In baseball news, the Twins remain on life support without falling behind the pace in the Wild Card race, thanks to the resurgent Kansas City Royals playing spoiler across the board. Maybe he has not acquired the players who will make the Royals contenders, but Dayton Moore’s pickups have made the team far more palatable on a game to game basis, and that has to be worth something. Gaithright, Shealy, and Odalis Perez are all bad players on good teams. The Royals, however, are not a good team, so having a bunch of cheap, young-ish, decent players (the Dodgers are paying for most of Perez) is preferable to burning money on Mark Redman and Mark Grudzielanek. At least now there is some upward projectability beyond the next few weeks, and I believe that retreat from hopelessness is valuable for the team and the fans alike.

My friends and I used to joke that the Twins should just start Johan Santana every day. That option looks better and better as a thin pitching staff goes Nicole Ritchie on its fans. If you asked me to imagine a bulimic pitching staff before the season, I am not sure I could give much of a response. This season’s pitching staff has crystallized that uncertainty for me, as the team cannot seem to help but punish itself. Recall the opening day rotation:

Santana- Another Cy Young season, and it could not have come at a better time, though he has had some injury troubles that have mitigated his effectiveness from start to start.

Radke- He’s probably killing himself with the Cortisone at this point. His arm is like a wet noodle floating around in a Spaghetti-O of a shoulder. We can only hope that he lives through the season with all of his appendages, forget about on-field contributions.

Silva- Exceptionally unique players are usually either remarkably good or flukishly anomalous. Silva’s 2005 fits into the latter category. Simple observation would confirm that he is not physically superior to other hurlers who fail to miss bats, and now the statistics agree, as even his strong spell in early August was constantly shaky.

Lohse- Maybe Krivsky’s thinking was that if he picked up enough ex-Twins, at least one would pan out and he could take credit for the scouting. Mays, Castro, and Guardado have been less than stellar, so Lohse’s success may be that redeeming grace.

Baker- Great minor league stats almost always predict major league success. Not for Baker, who keeps yo-yoing between the majors and minors with good starts in the minors and terrible ones in the majors.

Liriano, Bonser, and Garza have been the primary reinforcements, with varying degrees of success. Bonser, especially, seems to be growing into his starting pitching role, looking better in every successive start. Radke’s recent added injury makes Liriano’s return even more imperative.

Another interesting happening in the National League: the Dodgers’ James Loney hit his 5th triple of the season in only 70 at-bats. A triple every twelve at-bats is a big number for a prime Christian Guzman, or Ty Cobb, and Loney is a first baseman.
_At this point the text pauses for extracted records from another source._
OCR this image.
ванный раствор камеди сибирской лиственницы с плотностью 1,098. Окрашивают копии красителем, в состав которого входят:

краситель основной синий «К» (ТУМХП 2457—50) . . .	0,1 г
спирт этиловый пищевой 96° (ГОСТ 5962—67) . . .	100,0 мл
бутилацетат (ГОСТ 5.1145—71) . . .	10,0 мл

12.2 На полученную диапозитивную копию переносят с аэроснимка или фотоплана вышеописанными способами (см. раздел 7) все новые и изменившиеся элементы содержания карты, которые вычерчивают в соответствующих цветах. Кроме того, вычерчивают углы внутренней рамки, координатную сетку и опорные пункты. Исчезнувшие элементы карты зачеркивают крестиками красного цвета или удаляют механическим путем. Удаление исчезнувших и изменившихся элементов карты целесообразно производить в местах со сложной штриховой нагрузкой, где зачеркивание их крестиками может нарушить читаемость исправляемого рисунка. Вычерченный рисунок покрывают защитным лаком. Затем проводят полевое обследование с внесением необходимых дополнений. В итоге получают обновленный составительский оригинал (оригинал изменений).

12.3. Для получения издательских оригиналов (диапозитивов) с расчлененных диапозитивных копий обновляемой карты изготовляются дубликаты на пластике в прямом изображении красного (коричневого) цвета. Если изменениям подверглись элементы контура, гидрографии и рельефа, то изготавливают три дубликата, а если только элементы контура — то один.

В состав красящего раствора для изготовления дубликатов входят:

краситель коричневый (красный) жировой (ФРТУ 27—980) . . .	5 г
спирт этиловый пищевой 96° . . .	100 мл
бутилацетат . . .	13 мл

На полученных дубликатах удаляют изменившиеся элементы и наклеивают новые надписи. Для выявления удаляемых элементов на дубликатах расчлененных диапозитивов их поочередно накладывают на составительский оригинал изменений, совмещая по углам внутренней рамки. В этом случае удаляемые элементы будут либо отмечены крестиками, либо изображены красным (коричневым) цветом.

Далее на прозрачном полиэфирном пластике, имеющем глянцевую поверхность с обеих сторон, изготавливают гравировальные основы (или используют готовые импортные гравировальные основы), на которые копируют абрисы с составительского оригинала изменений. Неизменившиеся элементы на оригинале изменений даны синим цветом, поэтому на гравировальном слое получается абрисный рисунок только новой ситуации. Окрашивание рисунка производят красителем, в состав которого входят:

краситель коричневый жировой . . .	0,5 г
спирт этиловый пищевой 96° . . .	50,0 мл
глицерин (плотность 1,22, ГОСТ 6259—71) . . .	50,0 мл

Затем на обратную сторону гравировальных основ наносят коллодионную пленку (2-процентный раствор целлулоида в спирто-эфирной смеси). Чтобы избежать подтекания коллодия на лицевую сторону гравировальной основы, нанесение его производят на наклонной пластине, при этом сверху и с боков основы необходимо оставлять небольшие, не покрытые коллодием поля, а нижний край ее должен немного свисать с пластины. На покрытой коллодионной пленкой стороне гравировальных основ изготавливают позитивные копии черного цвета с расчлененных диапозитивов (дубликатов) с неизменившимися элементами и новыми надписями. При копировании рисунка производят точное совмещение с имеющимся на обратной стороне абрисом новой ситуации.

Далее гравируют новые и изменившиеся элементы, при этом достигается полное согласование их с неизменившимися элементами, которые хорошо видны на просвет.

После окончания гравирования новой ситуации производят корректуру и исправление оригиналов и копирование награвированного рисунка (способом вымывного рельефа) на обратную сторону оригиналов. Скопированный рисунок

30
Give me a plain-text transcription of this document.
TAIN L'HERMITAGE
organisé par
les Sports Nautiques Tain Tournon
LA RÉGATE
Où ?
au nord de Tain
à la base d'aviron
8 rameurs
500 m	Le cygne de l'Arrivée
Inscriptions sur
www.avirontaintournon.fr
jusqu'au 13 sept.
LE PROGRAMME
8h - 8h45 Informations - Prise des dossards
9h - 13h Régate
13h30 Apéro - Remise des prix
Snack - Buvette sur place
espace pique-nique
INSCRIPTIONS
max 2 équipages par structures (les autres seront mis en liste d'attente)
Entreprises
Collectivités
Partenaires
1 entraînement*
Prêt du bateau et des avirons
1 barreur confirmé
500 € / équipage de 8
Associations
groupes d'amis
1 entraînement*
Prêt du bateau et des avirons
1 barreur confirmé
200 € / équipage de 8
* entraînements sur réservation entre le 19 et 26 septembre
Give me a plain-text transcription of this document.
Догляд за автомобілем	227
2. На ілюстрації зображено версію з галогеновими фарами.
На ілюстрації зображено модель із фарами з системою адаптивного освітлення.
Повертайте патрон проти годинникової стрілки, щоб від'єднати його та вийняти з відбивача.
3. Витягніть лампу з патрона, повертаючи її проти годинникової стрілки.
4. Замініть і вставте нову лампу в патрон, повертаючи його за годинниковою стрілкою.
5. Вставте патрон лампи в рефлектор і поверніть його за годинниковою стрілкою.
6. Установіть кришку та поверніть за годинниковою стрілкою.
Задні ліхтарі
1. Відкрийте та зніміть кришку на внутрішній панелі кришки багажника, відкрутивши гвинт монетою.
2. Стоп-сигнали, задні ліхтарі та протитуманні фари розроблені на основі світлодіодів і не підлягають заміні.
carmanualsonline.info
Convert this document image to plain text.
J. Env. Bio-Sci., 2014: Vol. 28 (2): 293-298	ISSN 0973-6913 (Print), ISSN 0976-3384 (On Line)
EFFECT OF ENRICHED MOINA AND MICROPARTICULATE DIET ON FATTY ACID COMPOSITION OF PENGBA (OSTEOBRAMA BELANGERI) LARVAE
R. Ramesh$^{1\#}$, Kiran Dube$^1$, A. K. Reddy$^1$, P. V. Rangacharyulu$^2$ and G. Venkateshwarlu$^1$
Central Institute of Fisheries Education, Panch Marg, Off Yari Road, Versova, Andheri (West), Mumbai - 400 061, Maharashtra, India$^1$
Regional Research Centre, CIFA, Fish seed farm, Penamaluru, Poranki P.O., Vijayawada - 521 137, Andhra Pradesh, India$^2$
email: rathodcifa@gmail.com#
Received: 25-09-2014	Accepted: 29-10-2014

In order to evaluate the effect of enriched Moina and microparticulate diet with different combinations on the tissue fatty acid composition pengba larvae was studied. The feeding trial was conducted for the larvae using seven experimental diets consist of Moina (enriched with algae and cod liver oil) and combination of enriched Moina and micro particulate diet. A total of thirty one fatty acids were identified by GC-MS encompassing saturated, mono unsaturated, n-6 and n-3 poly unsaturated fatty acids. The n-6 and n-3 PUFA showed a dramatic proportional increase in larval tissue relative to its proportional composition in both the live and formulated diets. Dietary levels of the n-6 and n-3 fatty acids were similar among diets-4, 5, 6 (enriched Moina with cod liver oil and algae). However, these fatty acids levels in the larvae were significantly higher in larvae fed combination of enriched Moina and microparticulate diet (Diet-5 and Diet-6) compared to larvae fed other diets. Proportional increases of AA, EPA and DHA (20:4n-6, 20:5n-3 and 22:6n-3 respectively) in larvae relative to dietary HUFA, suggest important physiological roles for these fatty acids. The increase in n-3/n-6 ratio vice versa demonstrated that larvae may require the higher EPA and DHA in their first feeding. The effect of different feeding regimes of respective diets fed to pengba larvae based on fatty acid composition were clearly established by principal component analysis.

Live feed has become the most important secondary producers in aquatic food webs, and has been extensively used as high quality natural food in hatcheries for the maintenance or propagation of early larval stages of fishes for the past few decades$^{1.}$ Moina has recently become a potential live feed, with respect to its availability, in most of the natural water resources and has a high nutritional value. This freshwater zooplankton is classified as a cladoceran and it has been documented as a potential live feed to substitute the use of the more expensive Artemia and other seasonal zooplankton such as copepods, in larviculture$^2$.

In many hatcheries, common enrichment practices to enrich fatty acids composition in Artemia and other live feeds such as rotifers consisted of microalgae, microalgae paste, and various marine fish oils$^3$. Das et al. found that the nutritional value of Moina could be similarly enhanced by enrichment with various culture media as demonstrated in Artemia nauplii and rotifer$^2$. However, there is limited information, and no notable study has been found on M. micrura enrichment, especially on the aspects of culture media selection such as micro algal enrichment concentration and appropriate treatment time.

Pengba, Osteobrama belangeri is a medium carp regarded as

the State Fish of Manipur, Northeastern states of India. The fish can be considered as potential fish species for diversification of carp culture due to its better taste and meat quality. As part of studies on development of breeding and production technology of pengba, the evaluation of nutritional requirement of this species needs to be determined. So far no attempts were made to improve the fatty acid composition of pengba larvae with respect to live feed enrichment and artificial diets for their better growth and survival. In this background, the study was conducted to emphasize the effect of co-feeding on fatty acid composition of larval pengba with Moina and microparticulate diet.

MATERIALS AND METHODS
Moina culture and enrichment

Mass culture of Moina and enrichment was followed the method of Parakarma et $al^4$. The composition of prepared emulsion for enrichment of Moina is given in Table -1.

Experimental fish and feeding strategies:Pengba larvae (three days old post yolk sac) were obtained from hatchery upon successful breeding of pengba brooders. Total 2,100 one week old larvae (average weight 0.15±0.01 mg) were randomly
He is no snail- he ran out 12 triples in four minor league seasons-, though five triples in a few weeks is a crazy stat.

Finally, Barry Bonds picked a pretty good time to start being Barry Bonds again. Although his knees and back may be as temperamental as he is at this point, he is hitting .567/.658/1.000 for the last ten games, helping bring the Giants into the Wild Card race. The team does not have a lot around Bonds, since wasting draft picks on free agent signings like Mike Matheny has left them old, slow, and thin. Nonetheless, if there is one player in the game who can make up for a shoddy supporting cast for a week or two, I will still go with Barry. At two games out of the playoffs, the Playoff Odds Report pegs the Giants as having a 12% shot at the postseason, but the possibility of watching Bonds play meaningful games before walking away is as compelling for the competitive aspect as it is for the walking away aspect.